Both Veterans and outreach staff characterized linkage to care (LTC) in largely positive terms. Some Veterans explained that they were contacted by outreach staff either while still incarcerated or upon being released from jail, and some outreach staff noted that they receive from jails the names of prisoners who are Veterans and then meet with them to inform them of VA services.
Veterans identified some shortcomings of the LTC, including the need for more outreach staff in the jails, never having been contacted by an outreach worker, and insufficient outreach to female Veterans. Outreach staff also identified some challenges, noting a shortage of outreach staff, not receiving the names of all incarcerated Veterans, and Veterans' difficulties obtaining reliable transportation to care.
Veterans and outreach staff offered many of the same suggestions for improving linkage to care.
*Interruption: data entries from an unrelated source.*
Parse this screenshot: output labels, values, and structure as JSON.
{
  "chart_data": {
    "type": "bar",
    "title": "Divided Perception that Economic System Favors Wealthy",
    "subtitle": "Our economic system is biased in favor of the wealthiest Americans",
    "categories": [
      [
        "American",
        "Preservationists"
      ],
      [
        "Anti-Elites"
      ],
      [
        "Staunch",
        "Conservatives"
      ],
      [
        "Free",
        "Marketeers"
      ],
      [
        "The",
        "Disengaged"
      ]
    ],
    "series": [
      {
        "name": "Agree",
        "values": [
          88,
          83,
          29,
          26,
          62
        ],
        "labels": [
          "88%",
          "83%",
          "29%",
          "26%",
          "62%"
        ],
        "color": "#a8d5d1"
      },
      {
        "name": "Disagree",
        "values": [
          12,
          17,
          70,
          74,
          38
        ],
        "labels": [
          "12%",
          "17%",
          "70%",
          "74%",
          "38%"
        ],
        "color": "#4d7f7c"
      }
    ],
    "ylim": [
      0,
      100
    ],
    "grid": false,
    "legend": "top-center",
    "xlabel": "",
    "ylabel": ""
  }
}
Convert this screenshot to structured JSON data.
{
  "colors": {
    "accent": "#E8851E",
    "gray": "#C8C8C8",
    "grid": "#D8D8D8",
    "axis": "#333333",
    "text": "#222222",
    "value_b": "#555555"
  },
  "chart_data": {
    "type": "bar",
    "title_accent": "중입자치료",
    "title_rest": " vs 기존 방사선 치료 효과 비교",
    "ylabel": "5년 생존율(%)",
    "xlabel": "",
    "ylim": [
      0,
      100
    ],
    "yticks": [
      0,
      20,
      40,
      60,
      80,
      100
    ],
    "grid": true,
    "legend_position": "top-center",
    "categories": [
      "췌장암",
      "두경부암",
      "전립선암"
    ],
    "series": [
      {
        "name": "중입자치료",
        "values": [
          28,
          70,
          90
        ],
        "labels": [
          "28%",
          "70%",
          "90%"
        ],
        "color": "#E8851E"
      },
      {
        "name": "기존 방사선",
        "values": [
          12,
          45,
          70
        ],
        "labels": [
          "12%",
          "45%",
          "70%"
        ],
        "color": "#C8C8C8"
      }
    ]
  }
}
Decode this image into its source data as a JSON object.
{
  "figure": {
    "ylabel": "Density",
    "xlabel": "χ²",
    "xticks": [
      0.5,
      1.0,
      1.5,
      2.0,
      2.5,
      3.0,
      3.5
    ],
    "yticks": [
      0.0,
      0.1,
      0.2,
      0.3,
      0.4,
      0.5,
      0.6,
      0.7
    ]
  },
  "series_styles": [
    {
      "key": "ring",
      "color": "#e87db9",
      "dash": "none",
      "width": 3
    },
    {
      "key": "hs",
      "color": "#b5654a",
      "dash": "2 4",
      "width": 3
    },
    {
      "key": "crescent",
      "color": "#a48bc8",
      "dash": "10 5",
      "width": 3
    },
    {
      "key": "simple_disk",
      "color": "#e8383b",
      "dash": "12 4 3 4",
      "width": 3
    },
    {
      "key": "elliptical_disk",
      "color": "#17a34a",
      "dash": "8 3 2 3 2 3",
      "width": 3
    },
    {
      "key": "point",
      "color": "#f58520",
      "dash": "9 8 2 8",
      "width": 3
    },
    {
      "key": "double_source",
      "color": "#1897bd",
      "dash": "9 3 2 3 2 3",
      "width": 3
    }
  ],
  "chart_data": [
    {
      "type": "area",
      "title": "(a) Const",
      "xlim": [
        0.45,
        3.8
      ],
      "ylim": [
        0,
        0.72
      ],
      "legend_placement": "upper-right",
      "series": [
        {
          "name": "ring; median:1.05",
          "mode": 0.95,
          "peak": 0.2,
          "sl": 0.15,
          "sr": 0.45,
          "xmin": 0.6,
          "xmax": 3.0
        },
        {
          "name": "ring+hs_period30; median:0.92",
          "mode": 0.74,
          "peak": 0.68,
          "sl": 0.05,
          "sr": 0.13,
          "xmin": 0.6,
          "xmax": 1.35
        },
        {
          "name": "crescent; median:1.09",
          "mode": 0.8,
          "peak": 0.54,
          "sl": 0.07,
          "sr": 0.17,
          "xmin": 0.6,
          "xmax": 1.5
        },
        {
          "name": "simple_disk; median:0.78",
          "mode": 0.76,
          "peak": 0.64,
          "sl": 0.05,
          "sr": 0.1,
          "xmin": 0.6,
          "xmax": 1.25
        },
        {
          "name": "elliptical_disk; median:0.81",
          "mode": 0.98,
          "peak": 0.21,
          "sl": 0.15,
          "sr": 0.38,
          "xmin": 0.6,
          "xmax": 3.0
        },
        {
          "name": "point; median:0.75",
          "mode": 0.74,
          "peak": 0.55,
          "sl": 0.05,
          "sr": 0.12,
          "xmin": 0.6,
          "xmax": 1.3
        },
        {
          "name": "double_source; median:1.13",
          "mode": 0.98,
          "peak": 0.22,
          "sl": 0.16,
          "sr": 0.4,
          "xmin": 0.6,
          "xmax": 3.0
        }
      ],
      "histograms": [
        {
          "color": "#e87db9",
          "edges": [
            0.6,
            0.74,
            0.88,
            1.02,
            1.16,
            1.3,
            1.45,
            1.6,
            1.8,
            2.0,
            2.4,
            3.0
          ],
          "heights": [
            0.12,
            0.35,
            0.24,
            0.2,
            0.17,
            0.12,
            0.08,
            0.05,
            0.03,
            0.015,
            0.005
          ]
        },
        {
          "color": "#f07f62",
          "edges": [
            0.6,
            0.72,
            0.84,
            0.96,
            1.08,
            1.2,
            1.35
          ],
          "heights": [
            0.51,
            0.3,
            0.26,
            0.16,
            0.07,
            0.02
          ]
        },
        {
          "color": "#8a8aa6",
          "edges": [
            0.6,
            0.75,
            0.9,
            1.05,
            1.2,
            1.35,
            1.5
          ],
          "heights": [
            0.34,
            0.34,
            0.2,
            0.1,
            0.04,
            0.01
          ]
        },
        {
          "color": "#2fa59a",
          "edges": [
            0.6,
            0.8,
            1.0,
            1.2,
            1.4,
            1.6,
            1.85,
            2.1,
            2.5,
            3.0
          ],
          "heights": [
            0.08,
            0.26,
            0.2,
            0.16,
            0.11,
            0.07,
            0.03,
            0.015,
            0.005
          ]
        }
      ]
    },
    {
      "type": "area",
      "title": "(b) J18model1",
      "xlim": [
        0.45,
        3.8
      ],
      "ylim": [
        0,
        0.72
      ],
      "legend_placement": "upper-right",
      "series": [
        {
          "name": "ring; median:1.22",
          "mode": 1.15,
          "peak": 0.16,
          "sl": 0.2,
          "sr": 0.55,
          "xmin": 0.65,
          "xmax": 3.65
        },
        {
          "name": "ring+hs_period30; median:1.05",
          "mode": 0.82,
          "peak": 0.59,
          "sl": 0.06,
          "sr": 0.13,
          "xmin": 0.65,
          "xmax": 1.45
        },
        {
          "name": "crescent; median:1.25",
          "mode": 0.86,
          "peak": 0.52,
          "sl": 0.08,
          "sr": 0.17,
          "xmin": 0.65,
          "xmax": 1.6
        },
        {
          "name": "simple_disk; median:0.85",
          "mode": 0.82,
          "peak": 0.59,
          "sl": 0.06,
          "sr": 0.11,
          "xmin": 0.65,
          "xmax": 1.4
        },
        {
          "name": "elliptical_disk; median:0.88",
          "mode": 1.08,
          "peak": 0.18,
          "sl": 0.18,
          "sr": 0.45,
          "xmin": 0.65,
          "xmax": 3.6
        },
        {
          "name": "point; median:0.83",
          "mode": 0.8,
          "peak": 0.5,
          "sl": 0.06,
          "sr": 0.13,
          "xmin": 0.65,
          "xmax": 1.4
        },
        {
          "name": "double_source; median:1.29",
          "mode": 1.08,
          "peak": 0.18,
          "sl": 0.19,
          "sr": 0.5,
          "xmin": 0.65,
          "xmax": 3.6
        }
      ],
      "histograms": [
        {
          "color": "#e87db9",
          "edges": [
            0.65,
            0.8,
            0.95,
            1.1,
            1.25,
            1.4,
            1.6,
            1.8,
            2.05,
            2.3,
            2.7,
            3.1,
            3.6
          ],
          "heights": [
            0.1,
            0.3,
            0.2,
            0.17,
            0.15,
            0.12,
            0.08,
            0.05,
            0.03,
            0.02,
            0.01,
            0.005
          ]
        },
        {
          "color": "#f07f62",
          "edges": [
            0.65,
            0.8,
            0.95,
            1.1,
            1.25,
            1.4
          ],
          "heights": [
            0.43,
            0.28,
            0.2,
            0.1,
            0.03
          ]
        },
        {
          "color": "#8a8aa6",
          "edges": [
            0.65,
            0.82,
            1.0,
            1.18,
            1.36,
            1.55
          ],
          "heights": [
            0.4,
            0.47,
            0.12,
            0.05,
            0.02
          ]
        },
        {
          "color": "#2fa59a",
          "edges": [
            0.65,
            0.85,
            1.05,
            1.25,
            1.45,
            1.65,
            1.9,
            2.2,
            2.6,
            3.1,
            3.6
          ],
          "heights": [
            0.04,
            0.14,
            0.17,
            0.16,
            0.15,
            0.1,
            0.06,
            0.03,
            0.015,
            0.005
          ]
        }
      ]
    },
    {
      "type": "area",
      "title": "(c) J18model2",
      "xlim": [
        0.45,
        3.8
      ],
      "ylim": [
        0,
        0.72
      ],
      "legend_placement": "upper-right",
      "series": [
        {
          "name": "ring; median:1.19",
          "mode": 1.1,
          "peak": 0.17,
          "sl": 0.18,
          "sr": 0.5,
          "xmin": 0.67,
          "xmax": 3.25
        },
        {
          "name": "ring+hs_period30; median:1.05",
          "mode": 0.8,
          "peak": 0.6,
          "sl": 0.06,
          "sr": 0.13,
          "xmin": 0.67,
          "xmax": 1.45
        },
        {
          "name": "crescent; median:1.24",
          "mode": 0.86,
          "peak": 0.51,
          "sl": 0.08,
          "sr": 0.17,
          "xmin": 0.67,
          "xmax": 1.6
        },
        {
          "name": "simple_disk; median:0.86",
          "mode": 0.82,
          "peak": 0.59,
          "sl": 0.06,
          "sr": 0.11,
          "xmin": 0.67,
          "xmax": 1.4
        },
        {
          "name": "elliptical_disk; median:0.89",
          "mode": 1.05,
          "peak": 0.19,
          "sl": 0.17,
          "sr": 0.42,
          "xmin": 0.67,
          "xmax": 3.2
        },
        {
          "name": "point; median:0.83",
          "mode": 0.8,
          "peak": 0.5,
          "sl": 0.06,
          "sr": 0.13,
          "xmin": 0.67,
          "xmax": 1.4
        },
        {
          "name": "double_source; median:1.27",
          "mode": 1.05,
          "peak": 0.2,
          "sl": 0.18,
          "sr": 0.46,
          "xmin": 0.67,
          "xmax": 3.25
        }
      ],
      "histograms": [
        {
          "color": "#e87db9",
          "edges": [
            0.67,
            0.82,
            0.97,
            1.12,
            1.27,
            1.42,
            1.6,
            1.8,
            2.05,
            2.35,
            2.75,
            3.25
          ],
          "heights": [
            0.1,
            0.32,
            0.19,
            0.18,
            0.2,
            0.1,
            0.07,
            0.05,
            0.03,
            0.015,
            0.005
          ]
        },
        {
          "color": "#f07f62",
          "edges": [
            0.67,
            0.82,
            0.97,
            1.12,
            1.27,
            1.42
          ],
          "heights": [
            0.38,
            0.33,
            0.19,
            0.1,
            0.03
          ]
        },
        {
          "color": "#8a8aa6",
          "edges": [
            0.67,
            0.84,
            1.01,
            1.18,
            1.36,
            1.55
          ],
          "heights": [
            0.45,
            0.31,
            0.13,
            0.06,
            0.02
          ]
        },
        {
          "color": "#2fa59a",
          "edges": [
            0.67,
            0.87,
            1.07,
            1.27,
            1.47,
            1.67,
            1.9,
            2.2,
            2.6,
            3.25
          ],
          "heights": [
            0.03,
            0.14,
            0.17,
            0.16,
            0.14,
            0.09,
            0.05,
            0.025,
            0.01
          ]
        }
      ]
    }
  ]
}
These include: posting flyers about LTC in jails, having the Sheriff's office screen all new prisoners for veteran status, and establishing a "hotline" Veterans could call to learn about VA services.
We anticipate our findings will contribute to interventions to make LTC a stronger, more effective program, with the distinct possibility more recently released Veterans will be linked to HIV and/or HCV care.
- Anaya H, Solomon J, Saifu H. An Evaluation of Post-Incarceration Linkage to Care for HIV and/or Hepatitis-C Infected Veterans in Los Angeles County. Journal of AIDS & clinical research. 2015 Jun 8; 6(8:493):1-5.